The infrastructure needs at Ragdale couldn’t be ignored, regardless of the economy. The centerpiece of the bucolic property is an 1897 summer home built by noted architect Howard Van Doren Shaw, which became a haven for artists of his era. The arts and crafts-style mansion is undergoing a $3 million restoration and modernization that is expected to be completed in the spring. 

The Ragdale Foundation has raised $2 million of the total and was able to move ahead with the help of a five-year loan from the city of Lake Forest, which owns the property and leases it back to the not-for-profit. The fund-raising continues.

“We’re two-thirds of the way there,” Tillett says.

Organizations that support residency programs face uncertain levels of support from public sources such as the Illinois Arts Council, which has consistently awarded grants to Ragdale and its peer organizations. The state agency’s budget has decreased by more than half since fiscal 2007, from about $20 million to $9 million currently. IAC officials say they have responded by suspending some grant categories and emphasizing awards that give arts organizations greater flexibility in how they spend the money.

Meanwhile, IAC recipients have felt the effects of the state’s chronic cash-flow problems.
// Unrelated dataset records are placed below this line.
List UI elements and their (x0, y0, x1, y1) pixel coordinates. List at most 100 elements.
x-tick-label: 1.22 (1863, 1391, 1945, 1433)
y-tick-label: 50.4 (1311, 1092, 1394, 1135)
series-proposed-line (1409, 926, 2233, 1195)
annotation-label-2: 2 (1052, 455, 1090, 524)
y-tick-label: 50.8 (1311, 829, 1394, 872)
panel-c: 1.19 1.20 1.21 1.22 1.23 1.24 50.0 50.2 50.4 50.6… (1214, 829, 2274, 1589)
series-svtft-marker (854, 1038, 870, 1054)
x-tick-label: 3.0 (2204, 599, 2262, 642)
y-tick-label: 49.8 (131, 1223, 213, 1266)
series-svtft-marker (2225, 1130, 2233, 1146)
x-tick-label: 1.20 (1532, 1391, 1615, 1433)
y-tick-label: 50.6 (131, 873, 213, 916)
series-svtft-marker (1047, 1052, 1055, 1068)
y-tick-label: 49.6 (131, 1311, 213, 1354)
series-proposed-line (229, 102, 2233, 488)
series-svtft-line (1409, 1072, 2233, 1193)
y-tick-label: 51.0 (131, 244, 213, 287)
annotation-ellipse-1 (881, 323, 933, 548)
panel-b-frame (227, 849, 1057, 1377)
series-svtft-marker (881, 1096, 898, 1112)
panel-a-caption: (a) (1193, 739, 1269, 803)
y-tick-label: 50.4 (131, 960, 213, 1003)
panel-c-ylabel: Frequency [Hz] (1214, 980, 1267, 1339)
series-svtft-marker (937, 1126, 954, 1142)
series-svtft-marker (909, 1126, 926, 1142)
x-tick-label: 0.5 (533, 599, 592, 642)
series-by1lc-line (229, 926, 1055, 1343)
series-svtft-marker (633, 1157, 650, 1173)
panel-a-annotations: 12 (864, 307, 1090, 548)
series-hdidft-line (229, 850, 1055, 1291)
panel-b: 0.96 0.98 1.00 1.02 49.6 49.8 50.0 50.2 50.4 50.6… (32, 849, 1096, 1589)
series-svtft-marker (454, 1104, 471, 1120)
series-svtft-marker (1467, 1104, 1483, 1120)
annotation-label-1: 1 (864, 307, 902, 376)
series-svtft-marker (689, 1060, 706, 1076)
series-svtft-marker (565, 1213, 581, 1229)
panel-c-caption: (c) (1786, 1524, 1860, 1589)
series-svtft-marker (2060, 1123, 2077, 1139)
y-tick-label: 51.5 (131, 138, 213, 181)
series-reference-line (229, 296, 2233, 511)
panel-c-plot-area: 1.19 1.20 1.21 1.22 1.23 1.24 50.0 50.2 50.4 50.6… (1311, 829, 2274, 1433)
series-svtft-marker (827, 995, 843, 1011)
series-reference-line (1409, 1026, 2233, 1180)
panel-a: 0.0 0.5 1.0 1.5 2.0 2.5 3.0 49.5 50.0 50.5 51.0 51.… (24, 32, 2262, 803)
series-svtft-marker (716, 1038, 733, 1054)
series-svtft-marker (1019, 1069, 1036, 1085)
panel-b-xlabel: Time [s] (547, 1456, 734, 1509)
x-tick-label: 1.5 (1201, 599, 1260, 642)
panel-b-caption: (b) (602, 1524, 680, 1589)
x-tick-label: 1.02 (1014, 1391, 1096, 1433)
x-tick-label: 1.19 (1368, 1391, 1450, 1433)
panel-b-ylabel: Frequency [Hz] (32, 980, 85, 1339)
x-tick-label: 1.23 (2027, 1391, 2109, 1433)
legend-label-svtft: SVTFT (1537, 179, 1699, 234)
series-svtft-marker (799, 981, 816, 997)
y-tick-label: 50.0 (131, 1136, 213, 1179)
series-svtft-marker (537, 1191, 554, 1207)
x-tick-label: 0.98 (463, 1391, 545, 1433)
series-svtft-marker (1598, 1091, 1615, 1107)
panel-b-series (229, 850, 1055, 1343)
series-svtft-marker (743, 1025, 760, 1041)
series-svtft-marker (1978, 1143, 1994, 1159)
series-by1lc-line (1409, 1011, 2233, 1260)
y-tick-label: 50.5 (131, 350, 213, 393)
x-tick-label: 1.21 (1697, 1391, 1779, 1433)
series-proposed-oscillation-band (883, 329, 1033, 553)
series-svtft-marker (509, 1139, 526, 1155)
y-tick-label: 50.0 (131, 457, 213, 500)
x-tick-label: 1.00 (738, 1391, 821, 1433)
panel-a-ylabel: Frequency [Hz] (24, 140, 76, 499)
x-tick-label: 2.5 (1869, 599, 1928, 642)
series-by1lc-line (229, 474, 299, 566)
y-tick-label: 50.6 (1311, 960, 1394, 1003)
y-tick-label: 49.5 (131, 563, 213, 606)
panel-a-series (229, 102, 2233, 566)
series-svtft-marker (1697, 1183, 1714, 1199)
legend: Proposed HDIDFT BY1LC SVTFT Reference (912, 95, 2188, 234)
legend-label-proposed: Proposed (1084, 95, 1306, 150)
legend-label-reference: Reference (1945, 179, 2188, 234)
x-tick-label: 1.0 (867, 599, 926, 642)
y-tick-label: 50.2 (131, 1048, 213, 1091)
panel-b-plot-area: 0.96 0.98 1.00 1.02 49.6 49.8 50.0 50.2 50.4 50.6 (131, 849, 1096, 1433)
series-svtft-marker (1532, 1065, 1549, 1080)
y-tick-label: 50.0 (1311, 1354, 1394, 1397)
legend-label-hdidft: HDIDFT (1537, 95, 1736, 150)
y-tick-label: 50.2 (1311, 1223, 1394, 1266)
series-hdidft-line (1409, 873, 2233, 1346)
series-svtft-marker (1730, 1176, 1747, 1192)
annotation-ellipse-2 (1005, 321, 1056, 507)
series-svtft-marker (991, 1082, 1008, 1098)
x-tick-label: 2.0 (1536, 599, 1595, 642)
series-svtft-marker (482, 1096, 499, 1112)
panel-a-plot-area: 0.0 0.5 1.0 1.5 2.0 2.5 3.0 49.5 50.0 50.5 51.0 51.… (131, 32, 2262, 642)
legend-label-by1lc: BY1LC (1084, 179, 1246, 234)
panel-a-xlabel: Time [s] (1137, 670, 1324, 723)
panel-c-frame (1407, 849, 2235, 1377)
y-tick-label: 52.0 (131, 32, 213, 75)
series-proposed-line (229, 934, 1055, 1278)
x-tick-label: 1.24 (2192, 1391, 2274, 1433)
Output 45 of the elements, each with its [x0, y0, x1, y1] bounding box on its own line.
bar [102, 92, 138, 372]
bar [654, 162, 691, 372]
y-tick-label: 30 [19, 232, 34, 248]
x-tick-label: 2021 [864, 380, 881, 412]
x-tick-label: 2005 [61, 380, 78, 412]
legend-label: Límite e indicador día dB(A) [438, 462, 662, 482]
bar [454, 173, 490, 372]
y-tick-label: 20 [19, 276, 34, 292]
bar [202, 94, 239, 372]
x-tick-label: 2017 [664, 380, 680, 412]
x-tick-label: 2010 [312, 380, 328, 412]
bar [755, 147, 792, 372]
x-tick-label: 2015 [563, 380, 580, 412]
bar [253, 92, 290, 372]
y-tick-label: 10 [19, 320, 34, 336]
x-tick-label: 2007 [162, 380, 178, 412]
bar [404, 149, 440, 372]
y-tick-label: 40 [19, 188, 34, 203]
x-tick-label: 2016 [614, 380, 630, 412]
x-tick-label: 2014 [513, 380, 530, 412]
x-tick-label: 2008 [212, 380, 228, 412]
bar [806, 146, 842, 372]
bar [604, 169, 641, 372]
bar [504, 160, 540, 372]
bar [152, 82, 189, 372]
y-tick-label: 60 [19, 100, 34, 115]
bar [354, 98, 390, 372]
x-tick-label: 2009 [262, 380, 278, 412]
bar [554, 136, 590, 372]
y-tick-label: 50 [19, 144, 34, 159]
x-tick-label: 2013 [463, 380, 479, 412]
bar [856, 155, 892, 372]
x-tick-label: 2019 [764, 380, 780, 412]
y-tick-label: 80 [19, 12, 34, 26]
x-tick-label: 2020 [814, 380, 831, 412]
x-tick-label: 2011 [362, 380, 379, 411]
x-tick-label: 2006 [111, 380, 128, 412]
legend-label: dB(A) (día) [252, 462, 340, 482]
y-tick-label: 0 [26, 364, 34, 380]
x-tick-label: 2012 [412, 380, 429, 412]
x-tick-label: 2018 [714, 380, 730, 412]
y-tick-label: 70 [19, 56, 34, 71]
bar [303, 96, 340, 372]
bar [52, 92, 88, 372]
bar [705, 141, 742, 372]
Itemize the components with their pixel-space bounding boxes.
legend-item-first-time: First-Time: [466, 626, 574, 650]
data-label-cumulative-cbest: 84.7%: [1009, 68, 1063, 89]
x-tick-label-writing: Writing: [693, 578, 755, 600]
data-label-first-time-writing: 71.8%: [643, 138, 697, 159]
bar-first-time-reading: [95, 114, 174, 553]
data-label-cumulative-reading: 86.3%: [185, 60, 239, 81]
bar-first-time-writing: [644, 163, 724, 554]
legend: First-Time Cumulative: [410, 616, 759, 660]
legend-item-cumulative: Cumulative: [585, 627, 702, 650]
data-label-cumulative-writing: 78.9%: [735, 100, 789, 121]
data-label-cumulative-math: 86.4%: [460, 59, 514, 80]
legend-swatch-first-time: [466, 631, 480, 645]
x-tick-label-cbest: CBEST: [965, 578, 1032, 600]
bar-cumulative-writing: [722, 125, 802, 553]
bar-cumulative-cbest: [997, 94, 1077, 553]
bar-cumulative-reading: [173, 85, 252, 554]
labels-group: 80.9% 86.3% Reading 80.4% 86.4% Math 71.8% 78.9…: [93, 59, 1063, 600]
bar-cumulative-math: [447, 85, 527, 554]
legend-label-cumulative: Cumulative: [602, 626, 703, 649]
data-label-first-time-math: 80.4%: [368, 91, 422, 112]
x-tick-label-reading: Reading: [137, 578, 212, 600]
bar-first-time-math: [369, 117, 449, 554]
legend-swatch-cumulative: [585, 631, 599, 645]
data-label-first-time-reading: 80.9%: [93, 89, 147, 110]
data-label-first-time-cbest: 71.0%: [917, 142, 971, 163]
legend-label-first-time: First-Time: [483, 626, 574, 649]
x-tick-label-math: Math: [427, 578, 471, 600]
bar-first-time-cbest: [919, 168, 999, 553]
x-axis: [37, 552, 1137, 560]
Grant money to arts organizations have been delayed by months, prompting IAC Chairwoman Shirley Madigan to issue an apologetic letter to them.

“For some of them, it’s a very difficult time in terms of how they stretch their funds,” says IAC Executive Director Terry Scrogum. “For example, a theater might, in looking at their upcoming season, not be able to do as many productions. It could be the same for performances by musical groups.”

The next state budget is expected to be tight for his agency, Scrogum says. But he says he’ll continue making the case that art helps local economies.

“The people who have had a lot of exposure to the arts would agree that it provides a lot in their lives and in the lives of their families and their communities,” Scrogum says.

The argument isn’t lost on Brandt, the Philadelphia foundation director who spent two weeks at Ragdale. She was able to begin two new poetry projects before jumping back into the fray of daily life.

“As always, I pack up my papers just amazed at how much work I got done,” she said in an email after returning home. “I realize that I can’t hope to replicate that time and focus and output. Instead, I guess I just do my best to maintain the commitment I felt there.”

Mike Ramsey is a Chicago-based freelance writer.